Imagine there’s a game where the two of us will both toss an infinite number of uncorrelated fair coins, and then check which real numbers are encoded by these infinite bit sequences. Using any sane prior, I’ll assign measure zero to the event “we got the same real number.” If you’re then like “Aha! But what if my coin actually always returns the same result as yours?” then I’m going to shrug and use a prior which assigns some non-zero probability to a correlation between our coins.

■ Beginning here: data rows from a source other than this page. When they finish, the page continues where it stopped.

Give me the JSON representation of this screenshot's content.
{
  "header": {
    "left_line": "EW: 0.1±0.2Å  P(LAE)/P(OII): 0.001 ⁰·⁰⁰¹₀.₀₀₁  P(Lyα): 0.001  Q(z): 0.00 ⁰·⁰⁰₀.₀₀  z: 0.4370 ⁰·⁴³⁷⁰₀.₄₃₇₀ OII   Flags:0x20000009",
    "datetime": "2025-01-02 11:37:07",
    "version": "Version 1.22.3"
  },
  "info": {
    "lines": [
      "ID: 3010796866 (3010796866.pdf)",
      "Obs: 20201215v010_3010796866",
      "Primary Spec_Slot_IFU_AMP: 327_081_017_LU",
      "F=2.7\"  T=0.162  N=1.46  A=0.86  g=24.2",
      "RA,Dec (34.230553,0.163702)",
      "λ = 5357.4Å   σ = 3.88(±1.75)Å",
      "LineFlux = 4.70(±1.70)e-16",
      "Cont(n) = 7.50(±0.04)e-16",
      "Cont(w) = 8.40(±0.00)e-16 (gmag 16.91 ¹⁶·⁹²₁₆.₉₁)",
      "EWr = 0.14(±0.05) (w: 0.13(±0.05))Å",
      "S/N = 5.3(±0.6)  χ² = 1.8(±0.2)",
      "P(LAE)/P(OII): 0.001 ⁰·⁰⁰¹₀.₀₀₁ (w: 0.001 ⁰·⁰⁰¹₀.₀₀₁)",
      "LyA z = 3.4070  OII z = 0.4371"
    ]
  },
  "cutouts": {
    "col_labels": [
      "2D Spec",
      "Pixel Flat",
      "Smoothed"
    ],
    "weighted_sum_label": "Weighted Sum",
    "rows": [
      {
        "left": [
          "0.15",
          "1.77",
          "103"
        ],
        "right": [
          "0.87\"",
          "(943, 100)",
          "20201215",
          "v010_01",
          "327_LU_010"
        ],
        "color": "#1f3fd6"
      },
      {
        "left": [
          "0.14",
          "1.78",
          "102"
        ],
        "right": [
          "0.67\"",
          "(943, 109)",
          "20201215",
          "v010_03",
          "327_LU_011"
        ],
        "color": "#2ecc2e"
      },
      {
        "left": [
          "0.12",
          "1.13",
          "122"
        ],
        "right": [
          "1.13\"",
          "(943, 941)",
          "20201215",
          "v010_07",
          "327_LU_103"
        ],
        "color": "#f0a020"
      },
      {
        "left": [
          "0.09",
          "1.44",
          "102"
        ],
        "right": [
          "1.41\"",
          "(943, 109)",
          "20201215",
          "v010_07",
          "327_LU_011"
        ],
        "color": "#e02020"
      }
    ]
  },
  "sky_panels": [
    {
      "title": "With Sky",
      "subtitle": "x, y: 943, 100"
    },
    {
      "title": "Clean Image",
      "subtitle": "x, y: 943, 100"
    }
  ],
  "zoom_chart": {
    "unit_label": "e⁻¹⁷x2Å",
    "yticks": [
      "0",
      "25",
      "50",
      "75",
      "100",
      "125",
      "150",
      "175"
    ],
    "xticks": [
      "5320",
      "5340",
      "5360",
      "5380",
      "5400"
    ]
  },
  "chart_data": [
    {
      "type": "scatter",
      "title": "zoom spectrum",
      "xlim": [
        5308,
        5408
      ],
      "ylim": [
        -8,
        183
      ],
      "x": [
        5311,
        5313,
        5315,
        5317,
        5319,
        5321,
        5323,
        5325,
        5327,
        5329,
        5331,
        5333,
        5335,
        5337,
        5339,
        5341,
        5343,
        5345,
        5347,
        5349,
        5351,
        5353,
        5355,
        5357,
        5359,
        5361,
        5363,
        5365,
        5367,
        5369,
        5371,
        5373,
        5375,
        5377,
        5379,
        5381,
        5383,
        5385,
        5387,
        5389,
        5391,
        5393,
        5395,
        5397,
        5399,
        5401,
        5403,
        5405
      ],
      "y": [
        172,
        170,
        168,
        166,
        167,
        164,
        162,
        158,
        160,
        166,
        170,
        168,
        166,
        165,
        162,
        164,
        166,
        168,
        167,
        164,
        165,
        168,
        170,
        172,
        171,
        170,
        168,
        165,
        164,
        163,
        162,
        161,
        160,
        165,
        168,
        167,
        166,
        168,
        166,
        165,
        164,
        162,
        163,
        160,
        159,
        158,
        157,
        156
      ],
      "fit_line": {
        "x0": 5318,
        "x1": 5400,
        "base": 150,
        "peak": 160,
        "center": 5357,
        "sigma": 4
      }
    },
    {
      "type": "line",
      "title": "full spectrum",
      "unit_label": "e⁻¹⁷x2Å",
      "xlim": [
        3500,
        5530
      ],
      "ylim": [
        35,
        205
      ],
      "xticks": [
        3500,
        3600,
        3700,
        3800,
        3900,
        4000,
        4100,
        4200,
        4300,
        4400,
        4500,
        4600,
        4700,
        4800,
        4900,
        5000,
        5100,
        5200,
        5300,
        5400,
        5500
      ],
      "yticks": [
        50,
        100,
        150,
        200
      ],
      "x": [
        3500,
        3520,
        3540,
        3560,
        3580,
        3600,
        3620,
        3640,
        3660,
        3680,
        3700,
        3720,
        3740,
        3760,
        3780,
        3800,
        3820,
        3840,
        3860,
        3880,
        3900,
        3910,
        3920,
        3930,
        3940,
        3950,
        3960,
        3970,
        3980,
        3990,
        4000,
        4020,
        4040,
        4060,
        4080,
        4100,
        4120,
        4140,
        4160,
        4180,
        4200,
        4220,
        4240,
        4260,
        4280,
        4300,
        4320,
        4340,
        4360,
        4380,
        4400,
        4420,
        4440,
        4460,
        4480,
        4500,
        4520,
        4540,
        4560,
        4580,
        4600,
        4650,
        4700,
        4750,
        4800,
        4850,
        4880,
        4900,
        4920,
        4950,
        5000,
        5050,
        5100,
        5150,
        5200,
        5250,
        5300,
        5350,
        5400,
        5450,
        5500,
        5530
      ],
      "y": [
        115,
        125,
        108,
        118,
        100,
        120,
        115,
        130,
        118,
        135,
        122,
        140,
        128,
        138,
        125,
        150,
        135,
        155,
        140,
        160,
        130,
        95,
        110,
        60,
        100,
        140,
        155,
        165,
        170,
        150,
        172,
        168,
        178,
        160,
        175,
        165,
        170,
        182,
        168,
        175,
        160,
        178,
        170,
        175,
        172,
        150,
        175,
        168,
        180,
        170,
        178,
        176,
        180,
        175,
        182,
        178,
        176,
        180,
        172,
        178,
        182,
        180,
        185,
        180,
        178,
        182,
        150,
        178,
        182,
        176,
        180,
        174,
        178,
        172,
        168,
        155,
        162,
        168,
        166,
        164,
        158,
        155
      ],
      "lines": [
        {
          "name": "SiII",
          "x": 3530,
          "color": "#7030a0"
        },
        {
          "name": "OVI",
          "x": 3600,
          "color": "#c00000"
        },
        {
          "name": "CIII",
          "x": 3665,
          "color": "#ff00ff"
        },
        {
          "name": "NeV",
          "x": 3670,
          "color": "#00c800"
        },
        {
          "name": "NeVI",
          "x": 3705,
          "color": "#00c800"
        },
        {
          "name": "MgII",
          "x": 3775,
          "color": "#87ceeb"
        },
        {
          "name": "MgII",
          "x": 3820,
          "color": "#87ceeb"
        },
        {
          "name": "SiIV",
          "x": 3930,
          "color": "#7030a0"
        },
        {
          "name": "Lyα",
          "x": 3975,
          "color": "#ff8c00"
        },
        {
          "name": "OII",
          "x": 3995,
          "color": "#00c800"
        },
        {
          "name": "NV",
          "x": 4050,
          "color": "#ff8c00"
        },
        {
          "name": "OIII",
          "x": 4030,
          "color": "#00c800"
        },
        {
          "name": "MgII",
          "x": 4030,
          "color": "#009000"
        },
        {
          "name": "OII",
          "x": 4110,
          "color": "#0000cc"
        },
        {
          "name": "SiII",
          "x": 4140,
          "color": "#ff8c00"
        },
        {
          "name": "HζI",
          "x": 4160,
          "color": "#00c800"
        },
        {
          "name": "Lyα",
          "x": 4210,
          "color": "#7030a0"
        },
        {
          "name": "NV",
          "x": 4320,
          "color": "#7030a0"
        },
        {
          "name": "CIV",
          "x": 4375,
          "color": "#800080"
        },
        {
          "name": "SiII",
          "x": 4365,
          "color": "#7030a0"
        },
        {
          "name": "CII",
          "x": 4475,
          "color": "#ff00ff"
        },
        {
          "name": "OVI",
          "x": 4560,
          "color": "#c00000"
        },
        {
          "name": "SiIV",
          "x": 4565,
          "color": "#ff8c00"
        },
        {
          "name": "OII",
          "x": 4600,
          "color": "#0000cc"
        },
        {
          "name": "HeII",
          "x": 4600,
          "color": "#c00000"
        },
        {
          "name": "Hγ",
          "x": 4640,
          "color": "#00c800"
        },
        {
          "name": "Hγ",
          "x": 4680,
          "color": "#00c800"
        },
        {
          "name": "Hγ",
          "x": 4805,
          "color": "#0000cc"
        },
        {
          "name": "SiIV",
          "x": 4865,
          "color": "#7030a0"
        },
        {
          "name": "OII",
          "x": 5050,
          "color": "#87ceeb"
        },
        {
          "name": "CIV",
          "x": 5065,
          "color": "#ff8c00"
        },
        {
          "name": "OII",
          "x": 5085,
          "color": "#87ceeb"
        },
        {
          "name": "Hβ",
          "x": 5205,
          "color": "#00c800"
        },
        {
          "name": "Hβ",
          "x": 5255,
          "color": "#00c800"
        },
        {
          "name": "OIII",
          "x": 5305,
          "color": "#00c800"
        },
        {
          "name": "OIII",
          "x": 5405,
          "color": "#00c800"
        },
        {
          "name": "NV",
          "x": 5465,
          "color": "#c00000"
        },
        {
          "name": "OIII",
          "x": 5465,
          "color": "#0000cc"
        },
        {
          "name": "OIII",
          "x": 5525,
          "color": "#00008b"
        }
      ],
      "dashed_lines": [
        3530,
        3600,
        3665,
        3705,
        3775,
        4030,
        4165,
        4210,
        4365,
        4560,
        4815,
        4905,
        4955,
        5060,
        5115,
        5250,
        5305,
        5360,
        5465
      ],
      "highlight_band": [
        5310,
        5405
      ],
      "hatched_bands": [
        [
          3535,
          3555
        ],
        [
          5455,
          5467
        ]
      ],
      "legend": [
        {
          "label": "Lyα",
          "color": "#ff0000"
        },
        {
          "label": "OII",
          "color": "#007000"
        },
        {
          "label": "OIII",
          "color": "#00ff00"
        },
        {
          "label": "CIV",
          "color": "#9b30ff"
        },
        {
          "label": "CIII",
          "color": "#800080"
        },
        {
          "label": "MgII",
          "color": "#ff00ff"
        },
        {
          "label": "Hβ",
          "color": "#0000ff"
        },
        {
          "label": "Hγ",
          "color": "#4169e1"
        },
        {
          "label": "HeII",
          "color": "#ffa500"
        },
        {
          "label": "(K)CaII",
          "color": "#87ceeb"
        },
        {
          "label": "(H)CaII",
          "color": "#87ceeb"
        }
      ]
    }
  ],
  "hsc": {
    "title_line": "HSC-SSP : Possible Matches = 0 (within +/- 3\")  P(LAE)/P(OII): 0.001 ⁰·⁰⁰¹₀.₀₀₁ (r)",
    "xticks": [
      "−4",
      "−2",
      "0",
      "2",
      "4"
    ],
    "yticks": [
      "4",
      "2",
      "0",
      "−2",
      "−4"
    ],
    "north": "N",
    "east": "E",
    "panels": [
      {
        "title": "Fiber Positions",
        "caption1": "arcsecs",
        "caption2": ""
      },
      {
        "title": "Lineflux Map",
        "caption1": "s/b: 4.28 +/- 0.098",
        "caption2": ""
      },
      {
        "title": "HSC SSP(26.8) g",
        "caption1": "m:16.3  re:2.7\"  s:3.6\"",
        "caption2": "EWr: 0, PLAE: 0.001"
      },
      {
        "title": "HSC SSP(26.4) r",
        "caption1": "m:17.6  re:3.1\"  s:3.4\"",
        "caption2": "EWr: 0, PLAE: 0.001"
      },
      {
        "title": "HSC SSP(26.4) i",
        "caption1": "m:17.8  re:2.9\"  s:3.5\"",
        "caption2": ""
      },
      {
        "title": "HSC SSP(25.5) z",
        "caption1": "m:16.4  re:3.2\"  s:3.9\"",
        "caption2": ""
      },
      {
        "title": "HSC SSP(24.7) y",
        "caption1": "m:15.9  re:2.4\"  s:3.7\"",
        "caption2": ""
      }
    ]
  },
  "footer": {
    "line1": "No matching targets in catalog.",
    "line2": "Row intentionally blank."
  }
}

Robins and Wasserman’s game is similar. We’re imagining a non-parametric theta that’s very difficult to learn about, which is like the first infinite coin sequence (and their example does require that it encode infinite information). Then we also imagine that there’s some function pi which makes certain places easier or harder to learn about, which is like the second coin sequence. Robins and Wasserman claim, roughly, that for some finite set of observations and sufficiently complicated pi, a reasonable Bayesian will place ~zero probability on theta just happening to hide all its terrible discontinuities in that pi in just such a way that the only way you can learn theta is by knowing that it is one of the thetas that hides its information in that particular pi; this would be like the coin sequences coinciding. Fine, I agree that under sane priors and for sufficiently complex functions pi, that event has measure zero—if theta is as unstructured as you say, it would take an infinite confluence of coincident events to make it one of the thetas that happens to hide all its important information precisely such that this particular pi makes it impossible to learn.
If you then say “Aha! Now I’m going to score you by your performance against precisely those thetas that hide in that pi!” then I’m going to shrug and require a prior which assigns some non-zero probability to theta being one of the thetas that hides its info in pi.

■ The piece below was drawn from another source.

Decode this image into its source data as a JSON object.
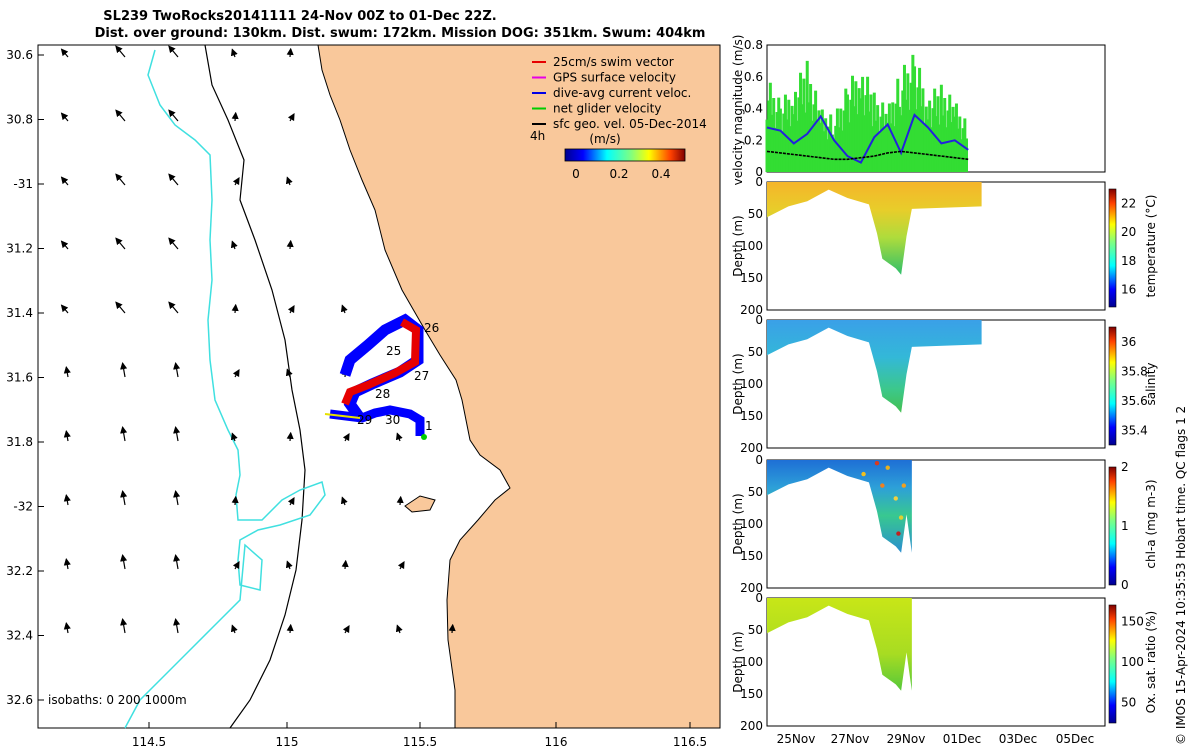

That normally wouldn’t require any surgery to the intuitive prior (I place positive but small probability on any finite pair of sequences of coin tosses being identical), but if we’re assuming that it actually takes an infinite confluence of coincident events for theta to hide its info in pi and you still want to measure me against thetas that do this, then yeah, I’m going to need a prior over theta that depends on pi. You can cry “that’s violating the spirit of Bayes” all you want, but it still works.
And in the real world, I do want a prior which can eventually say “huh, our supposedly independent coins have come up the same way 2^trillion times, I wonder if they’re actually correlated?” or which can eventually say “huh, this theta sure seems to be hiding lots of very important information in the places that pi makes it super hard to observe, I wonder if they’re actually correlated?” so I’m quite happy to assign some (possibly very tiny) non-zero prior probability on a correlation between the two of them. Overall, I don’t find this problem perturbing.
I agree completely!
Sure, as long as you shrug and do what works, we have nothing to discuss :).
I do agree that the insight that makes this go through is basically Frequentist, regardless of setup. All the magic happened in the prior before you started.